Pander 4 (Winter 1998)
Titanic, directed and written by James Cameron – with Leonardo di Caprio, Kate Winslett, Billy Zane, Kathy Bates – (USA, 1997).
James Cameron, dir.: Titanic (1997)
Third thoughts on Titanic … No, I haven’t been to see it three times – I leave that to moony girls in Language Schools. Twice, though, that seems not excessive. After all, it has ceased to be a film and become a cultural phenomenon.

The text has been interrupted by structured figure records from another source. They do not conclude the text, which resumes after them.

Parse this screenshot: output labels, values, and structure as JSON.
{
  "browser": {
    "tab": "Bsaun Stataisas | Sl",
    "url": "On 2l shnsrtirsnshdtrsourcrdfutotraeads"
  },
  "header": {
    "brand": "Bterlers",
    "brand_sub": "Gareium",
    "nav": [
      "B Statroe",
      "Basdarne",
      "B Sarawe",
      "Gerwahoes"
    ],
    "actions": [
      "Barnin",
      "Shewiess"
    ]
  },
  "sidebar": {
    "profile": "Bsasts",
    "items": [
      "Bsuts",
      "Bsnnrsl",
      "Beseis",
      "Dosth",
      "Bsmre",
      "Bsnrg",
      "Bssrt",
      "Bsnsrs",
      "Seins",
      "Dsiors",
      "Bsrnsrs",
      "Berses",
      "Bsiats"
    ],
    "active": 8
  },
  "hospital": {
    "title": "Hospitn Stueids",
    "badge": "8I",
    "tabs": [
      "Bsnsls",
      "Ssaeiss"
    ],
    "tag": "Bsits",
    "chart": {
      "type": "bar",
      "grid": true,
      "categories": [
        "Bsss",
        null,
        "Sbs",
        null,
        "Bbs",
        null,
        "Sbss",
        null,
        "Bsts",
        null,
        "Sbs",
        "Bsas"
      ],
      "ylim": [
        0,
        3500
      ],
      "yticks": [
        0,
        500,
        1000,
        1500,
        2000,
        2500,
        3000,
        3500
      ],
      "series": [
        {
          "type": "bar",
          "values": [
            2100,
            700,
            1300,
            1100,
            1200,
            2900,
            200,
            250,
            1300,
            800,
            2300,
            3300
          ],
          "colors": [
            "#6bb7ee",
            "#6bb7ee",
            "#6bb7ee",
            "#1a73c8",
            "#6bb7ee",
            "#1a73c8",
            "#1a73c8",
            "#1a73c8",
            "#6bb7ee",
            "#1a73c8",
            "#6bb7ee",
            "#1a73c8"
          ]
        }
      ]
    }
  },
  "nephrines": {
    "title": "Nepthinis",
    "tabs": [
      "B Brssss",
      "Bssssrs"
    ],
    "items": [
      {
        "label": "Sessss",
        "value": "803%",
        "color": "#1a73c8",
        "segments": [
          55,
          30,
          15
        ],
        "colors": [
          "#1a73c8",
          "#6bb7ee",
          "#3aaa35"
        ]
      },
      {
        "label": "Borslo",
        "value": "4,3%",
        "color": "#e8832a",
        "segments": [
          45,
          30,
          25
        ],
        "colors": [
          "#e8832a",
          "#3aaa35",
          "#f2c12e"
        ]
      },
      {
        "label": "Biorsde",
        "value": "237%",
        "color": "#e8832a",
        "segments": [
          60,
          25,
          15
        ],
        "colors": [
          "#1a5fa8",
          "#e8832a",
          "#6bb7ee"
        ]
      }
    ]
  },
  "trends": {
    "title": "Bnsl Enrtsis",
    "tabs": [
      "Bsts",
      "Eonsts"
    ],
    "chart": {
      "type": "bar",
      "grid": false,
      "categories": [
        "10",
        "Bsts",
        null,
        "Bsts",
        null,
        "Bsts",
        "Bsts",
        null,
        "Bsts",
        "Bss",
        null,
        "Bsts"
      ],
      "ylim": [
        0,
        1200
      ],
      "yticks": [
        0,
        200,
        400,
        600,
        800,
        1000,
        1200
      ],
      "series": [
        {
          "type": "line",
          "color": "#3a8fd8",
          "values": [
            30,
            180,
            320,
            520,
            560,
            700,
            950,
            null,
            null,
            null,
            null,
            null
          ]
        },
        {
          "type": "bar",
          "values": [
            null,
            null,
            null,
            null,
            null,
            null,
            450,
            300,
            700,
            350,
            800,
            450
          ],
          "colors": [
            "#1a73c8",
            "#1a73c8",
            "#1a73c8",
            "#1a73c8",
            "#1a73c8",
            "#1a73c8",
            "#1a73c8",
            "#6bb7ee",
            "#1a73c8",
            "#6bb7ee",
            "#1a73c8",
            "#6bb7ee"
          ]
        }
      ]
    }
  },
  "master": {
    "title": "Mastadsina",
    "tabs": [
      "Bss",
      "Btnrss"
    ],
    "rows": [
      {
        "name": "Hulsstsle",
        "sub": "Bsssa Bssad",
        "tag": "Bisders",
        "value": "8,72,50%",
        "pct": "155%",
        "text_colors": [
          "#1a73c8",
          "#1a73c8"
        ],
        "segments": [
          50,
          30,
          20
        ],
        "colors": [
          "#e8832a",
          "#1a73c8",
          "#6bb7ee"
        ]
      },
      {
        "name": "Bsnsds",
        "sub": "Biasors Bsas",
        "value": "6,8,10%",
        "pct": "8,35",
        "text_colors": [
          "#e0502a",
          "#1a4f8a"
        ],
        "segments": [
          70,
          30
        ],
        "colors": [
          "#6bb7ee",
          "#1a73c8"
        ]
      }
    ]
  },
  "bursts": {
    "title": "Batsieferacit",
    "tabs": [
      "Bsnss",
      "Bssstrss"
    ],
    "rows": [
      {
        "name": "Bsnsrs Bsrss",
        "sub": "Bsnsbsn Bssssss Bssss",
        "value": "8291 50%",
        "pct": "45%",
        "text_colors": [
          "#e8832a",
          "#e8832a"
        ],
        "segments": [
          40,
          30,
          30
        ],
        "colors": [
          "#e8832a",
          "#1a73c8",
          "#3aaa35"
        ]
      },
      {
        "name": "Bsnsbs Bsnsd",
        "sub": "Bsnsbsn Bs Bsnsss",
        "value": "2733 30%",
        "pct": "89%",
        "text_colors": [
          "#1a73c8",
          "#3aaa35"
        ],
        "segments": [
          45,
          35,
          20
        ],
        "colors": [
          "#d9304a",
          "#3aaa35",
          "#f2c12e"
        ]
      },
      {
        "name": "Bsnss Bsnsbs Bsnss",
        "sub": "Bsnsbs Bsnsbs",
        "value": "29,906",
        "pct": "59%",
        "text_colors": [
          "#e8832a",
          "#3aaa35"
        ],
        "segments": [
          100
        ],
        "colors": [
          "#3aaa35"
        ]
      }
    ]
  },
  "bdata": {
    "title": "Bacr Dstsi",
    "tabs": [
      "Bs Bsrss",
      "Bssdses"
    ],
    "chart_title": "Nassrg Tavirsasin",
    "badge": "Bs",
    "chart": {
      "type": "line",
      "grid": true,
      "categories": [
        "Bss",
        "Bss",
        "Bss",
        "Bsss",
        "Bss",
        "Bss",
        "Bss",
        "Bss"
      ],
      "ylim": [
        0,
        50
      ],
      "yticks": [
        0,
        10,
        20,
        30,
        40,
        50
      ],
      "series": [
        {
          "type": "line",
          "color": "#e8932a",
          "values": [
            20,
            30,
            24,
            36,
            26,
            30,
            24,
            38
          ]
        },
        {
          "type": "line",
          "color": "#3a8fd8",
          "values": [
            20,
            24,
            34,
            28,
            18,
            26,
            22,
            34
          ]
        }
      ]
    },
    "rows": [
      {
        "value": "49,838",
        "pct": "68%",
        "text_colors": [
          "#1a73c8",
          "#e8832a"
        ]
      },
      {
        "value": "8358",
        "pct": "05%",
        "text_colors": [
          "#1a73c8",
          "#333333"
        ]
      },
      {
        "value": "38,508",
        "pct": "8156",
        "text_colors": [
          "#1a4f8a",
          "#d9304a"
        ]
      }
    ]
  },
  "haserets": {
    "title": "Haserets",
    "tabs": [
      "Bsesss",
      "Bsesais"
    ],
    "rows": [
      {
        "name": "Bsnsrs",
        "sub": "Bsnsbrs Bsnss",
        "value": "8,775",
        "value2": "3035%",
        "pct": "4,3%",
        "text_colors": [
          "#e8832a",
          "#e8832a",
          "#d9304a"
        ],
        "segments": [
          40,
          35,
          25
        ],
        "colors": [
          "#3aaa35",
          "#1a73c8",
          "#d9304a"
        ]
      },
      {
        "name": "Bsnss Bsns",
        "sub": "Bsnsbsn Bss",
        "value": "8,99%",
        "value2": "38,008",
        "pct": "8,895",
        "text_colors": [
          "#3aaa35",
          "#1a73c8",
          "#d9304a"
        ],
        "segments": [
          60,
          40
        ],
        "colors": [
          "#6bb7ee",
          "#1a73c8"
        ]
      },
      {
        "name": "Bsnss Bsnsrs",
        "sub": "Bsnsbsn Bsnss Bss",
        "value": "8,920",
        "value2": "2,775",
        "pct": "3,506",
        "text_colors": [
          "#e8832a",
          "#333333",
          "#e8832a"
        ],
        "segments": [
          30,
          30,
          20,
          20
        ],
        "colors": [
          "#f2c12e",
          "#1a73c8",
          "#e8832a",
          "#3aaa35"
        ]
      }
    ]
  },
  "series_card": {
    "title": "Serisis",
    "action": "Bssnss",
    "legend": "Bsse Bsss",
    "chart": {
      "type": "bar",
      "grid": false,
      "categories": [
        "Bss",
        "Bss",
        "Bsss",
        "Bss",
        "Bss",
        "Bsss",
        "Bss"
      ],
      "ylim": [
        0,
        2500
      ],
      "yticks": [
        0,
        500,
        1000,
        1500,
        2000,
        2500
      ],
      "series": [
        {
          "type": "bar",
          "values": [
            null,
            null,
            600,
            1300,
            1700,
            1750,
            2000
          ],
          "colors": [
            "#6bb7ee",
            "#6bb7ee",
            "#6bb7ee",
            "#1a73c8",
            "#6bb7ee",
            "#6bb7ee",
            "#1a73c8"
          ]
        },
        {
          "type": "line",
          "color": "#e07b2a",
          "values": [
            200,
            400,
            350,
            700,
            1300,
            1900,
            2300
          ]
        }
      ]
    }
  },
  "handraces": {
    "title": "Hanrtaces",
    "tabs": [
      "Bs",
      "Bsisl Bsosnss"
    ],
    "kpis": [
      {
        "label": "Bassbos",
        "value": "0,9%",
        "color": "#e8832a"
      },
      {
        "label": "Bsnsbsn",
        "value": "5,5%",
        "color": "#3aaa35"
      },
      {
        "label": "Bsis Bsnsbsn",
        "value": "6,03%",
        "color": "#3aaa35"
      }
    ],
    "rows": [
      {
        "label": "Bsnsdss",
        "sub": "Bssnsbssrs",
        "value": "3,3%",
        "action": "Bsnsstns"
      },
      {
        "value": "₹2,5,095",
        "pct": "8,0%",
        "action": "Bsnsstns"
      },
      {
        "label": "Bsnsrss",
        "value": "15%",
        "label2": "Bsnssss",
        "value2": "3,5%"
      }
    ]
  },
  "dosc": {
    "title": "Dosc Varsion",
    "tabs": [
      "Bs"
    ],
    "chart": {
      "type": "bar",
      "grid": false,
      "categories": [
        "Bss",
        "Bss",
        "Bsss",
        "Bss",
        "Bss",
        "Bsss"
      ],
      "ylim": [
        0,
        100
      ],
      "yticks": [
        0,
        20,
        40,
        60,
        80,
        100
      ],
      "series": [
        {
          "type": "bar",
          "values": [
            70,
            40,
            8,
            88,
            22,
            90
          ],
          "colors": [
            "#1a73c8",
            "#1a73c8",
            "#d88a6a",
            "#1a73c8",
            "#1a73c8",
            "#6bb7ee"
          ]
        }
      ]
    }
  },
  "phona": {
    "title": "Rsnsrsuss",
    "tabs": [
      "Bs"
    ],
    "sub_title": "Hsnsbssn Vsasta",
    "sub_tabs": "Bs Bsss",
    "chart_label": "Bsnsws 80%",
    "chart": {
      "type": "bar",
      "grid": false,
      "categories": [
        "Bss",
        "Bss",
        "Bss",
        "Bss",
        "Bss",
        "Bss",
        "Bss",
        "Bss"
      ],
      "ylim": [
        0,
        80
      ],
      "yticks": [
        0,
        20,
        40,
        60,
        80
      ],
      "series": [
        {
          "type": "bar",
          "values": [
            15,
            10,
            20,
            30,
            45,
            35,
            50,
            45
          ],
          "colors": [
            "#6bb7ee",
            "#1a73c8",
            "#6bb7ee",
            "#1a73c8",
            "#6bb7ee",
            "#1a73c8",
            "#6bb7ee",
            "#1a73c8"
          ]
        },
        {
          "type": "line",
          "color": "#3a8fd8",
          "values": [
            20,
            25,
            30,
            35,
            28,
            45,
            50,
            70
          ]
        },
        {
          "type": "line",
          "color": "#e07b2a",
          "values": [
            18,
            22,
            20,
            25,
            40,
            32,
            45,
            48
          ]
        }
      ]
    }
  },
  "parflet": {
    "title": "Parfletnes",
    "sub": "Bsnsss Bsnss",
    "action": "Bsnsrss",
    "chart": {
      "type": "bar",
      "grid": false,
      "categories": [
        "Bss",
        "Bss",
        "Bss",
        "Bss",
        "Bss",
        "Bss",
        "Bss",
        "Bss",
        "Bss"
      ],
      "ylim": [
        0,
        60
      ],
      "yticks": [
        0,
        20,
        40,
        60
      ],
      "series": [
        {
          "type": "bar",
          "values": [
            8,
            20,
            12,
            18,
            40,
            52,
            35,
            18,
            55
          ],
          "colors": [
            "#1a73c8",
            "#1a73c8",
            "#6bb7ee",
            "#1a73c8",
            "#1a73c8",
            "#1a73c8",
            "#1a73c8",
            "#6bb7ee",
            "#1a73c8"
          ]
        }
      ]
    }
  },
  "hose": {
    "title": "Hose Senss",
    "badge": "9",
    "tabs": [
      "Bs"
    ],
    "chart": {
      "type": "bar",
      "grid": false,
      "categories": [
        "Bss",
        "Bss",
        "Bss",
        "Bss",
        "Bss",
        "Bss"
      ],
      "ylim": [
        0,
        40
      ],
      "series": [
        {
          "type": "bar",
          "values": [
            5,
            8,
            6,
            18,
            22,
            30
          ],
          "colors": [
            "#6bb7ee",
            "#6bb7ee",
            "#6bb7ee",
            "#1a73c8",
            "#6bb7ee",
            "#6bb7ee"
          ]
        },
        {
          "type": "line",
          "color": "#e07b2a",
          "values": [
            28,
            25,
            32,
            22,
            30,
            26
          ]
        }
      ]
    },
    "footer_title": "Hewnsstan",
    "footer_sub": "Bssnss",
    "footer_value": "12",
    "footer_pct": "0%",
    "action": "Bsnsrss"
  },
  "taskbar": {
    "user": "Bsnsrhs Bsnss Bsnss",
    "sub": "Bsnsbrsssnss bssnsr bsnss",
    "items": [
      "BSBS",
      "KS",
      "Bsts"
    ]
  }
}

I went to see it first in the middle of December last year, and this is what I find written in my diary under that date:
“So is it a colossal, floating turkey? It’s tempting simply to reply ‘yes’ and leave it at that, but it’s perhaps too facile a response. The love-triangle is mawkish and silly, with Billy Zane posturing like any Dion Boucicault Sir Jasper (“So, my proud beauty!”), and the principals doing a strange reprise of Cruise and Kidman in Home and Away. Yet there are moments of undoubted awe and grandeur in it – not so much the special effects as the little scenes like the father putting his child in a boat: “There’ll be another boat for daddies later on,” which have a kind of grave sentimental majesty about them. And then there’s poor Jack freezing in the water – for a moment his pale face and blackened lips take us back to the days of the silent screen: Way Down East – that scene with the ice-floes and the waterfall. When it’s good, it’s in that silent movie way. But those who are describing James Cameron as Cecil B. DeMille redivivus have a point. There’s more of DeMille than of D. W. Griffiths in it, unfortunately. Nor does it really end there. The Titanic was an unlucky ship. It remains to be seen if this is an unlucky film, but the sheer scale of the production certainly echoes the hubris of those shipbuilders of long ago. As Hardy put it at the time:
What does this vaingloriousness down here?”
Well, don’t I have egg on my face! As the film slowly bumbled its way from box-office phenomenon to critical acclaim, from Golden Globes to Oscars, I began to think that maybe I wasn’t such hot shit as a prophet after all. So I went back to see it again.
Undeniably, it has charm. Nobody does any acting to speak of, but then they don’t really have to. In a sense, the less you expect of it, the more it delivers. Unless he’s forgotten how recently, diCaprio can act (Gilbert Grape, This Boy’s Life), and Kate Winslet is of course a genius, but here they’re basically used as props (I do love that scene with her sloshing through the corridor with axe held high – she looks so intrepid and absurd at the same time).
Of course, we’ve seen these big films before: Dances with Wolves, The Last Emperor. They clean up, then they go away. It was Billy Wilder who reminded us that nobody ever said: “Hey, let’s go and see that movie. I hear it came in under budget!”
Is there any more to it than that? More to it than that mawkish moment at the Oscars when Cameron claimed a milli-second’s silence for the victims of the catastrophe? For a moment it grasps at dignity – it gestures towards Orphans of the Storm. It contents itself, finally, with The Ten Commandments, but maybe that’s not altogether a bad thing.